Каждый умирает в одиночку - Фаллада Ганс - Страница 18
- Предыдущая
- 18/129
- Следующая
Он уже едва лепечет, он засыпает стоя.
Бальдур внимательно смотрит на него. Может быть, обойдется без членовредительства, оба друга пьяны в дым. Но осторожность берет верх. Он хватает Боркхаузена за плечо и строго спрашивает: — А это что за человек? Как его зовут?
— Энно, — лепечет Боркхаузен. — Мой приятель Энно.
— А где живет твой приятель Энно?
— Не знаю, господин Перзике. Бутылочное знакомство. Вместе пили, ресторан «Второй заезд»…
Бальдур принял решение. Он неожиданно толкает Боркхаузена кулаком в грудь, и тот, охнув, падает навзничь на мебель и белье. — Скотина! — орет Бальдур. — Как ты посмел меня гадом очкастым обозвать! Сейчас увидишь, какой я молокосос.
Но что толку браниться, они уже ничего не слышат Братья-эсэсовцы подскочили и сильным ударом окончательно вывели обоих из строя.

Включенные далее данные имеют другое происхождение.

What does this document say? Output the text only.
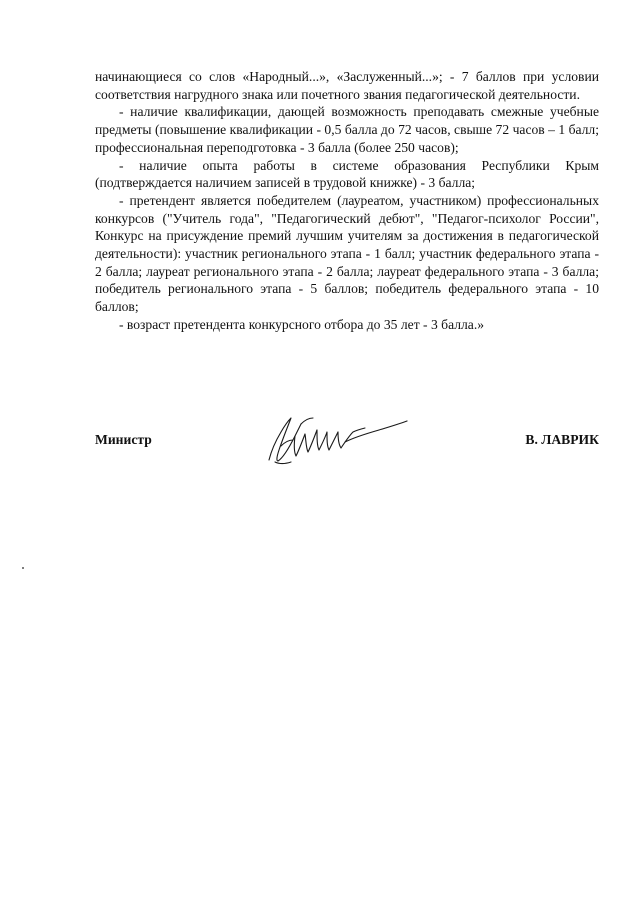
начинающиеся со слов «Народный...», «Заслуженный...»; - 7 баллов при условии соответствия нагрудного знака или почетного звания педагогической деятельности.

- наличие квалификации, дающей возможность преподавать смежные учебные предметы (повышение квалификации - 0,5 балла до 72 часов, свыше 72 часов – 1 балл; профессиональная переподготовка - 3 балла (более 250 часов);

- наличие опыта работы в системе образования Республики Крым (подтверждается наличием записей в трудовой книжке) - 3 балла;

- претендент является победителем (лауреатом, участником) профессиональных конкурсов ("Учитель года", "Педагогический дебют", "Педагог-психолог России", Конкурс на присуждение премий лучшим учителям за достижения в педагогической деятельности): участник регионального этапа - 1 балл; участник федерального этапа - 2 балла; лауреат регионального этапа - 2 балла; лауреат федерального этапа - 3 балла; победитель регионального этапа - 5 баллов; победитель федерального этапа - 10 баллов;

- возраст претендента конкурсного отбора до 35 лет - 3 балла.»

Министр	В. ЛАВРИК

— Так, — с удовлетворением говорит Бальдур. — Через часок сдадим обоих задержанных грабителей в полицию. А пока снесем вниз все, что нам пригодится. Только потише на лестнице! Я все время прислушивался, но по-моему старик Квангель еще не вернулся с вечерней смены.
Оба брата согласны. Бальдур переводит глаза с оглушенных, окровавленных жертв на чемоданы, белье, радиоприемник. По лицу его расползается улыбка.
— Ну, папаша, здорово я это дельце обстряпал? — обращается он к отцу. — А ты вечно чего-то трусишь! Видишь…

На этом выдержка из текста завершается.